Preparing for change
Many couples just deal with problems as they come along without discussing their hopes and expectations or seeking help. Your relationship may be your most important connection in later life but if one of you is going through a major change, it can be a difficult time. It’s important to keep talking to your partner and, if necessary, ask for support - this page suggests some organisations that can help.
Even if you’ve looked forward to having more free time, it can be difficult to adapt to retirement. You may miss having a sense of purpose and the status you enjoyed at work. Your social circle could get smaller. Your partner may become a more important source of support but spending a lot more time together can sometimes have a negative impact on your relationship.
As people begin to take stock after retirement and raising a family, often spending considerable time with their partners for the first time in many years, distances between them can be exposed, impacting both the quality and stability of relationships.
If possible, plan in advance how you want to spend your time, together and apart. Having a shared interest or hobby can help but it’s also important to maintain your independence. Try to:
- stay active
- keep in touch with friends and make new ones
- find a new purpose – consider volunteering, for example
- rekindle or keep up your sex life.
Relate has some useful tips to help you plan for retirement.
An unexpected bonus from the disappointment of not having children has been that we have always made time for each other and for friends of all ages. Being connected to others is important regardless of whether they are blood related.
Living with a health condition may bring you closer together but can also put pressure on your relationship. Even if you cope as a couple, you may notice that friendships change and you may not get the support you’d like. Friends and relatives may stop visiting, for example, or you may be reluctant to ask for help. This can make you feel lonely and isolated.
It can help to talk through the impact of your health condition on your relationships. You can get support to do this from Relate. There are also many organisations that can help if you’re living with a long-term condition.
If one of you becomes a carer to the other, this can affect you both in different ways. Make sure you’re getting all the support you need, for example by asking your local council for a care needs assessment and a carer’s assessment.
Many carers are unprepared for the change in relationship with the person they care for. You can get help and advice from Carers UK and they also have an online forum where you can talk to other people in a similar situation.
Together but lonely
Although being married or in a partnership can give you some protection against loneliness, many people feel lonely within their relationship. This may happen slowly over the years. You may have lost a shared focus when your children left home, or developed different routines, for example going to bed at different times or enjoying different leisure activities. Conversation may have become limited to things like what to have for dinner or whether the phone bill has been paid.

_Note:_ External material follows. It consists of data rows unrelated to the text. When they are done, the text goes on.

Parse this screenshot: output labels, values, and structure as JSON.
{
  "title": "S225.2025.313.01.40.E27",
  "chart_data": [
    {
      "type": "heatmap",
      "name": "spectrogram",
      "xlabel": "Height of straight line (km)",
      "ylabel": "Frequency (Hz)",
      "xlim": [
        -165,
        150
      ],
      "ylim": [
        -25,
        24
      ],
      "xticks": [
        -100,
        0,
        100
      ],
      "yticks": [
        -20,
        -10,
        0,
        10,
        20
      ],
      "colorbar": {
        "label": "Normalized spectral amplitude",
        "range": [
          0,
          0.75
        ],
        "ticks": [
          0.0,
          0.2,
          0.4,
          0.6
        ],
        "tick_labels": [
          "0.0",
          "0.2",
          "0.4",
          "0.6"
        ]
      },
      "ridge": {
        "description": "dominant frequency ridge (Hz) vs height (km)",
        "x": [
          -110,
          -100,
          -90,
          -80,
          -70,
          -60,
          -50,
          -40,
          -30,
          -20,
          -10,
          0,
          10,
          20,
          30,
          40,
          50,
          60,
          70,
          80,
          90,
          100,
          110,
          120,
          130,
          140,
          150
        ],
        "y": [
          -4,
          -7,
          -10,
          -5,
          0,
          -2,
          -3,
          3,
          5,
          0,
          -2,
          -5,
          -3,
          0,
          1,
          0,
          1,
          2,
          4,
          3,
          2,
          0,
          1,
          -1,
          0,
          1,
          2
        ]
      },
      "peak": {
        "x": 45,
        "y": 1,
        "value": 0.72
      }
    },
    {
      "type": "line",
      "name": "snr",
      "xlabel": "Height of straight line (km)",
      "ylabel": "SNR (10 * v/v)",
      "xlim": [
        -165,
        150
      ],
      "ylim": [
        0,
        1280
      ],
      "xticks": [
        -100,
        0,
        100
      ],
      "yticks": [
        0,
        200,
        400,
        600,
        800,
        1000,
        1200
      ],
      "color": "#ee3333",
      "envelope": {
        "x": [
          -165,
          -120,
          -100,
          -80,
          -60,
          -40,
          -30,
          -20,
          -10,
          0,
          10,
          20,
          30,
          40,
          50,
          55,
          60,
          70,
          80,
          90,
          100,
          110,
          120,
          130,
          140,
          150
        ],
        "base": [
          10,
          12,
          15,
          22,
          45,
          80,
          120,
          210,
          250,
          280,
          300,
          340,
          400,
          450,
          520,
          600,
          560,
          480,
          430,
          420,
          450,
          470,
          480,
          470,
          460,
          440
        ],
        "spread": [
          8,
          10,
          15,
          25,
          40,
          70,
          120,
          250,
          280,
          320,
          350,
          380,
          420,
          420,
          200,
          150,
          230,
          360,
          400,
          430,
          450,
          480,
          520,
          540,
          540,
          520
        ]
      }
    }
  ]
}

For many, the deepest and strongest social connection is with their partner, and experiencing difficulty with this relationship can be a very isolating and lonely time in life.
If you’re feeling lonely in your relationship, it’s possible that your partner is too. You may think you know what they think and feel because you’ve been together a long time but this might not be the case. You’ll need to find ways to reconnect if you want to bring back the quality, love and affection of your earlier relationship.
- Start conversations that are not just about tasks – ask for their views about something.
- Create shared experiences – go out for a walk together, cook together, or try to share something they like.
- Try to see things from their perspective.
- Do something you enjoyed when you first got together.
Don’t take for granted that your partner knows what you want or expect – we can’t read minds! Talk, listen and negotiate how you want your relationship to be.
If you’ve fallen into a particular way of communicating with each other, Relate has some useful advice about how to improve communication in your relationship. You may also benefit from some relationship counselling to get back on track. You may have to pay for this.
If the relationship is over
More and more people are deciding to separate and divorce in later life. Ending a relationship is very difficult and it can be hard to know if it’s the right thing to do. Apart from the emotional impact, there are practical, legal and financial implications.
If you’ve been bereaved, our free guide Coping with bereavement suggests where you may find sources of comfort and support.
My uncle cared for his wife for over 12 years after she was diagnosed with dementia. For the first few years they continued to enjoy ballroom dancing but, as my aunt became less mobile, they were unable to join in with the dancing. However, for a while they continued to attend the sessions sitting at the side watching their friends dance, while enjoying drinks and refreshments. Eventually, due to my aunt's poor mobility, they had to stop attending the tea dances and lost touch with their friends to a degree.
My aunt passed away and my uncle found it difficult to adjust to being on his own at first but, after gentle persuasion from friends and relatives, he started going back to the tea dances. He has rekindled old friendships and is enjoying meeting new friends and he really loves the dancing, which of course helps to keep him fit as well. My uncle is 87.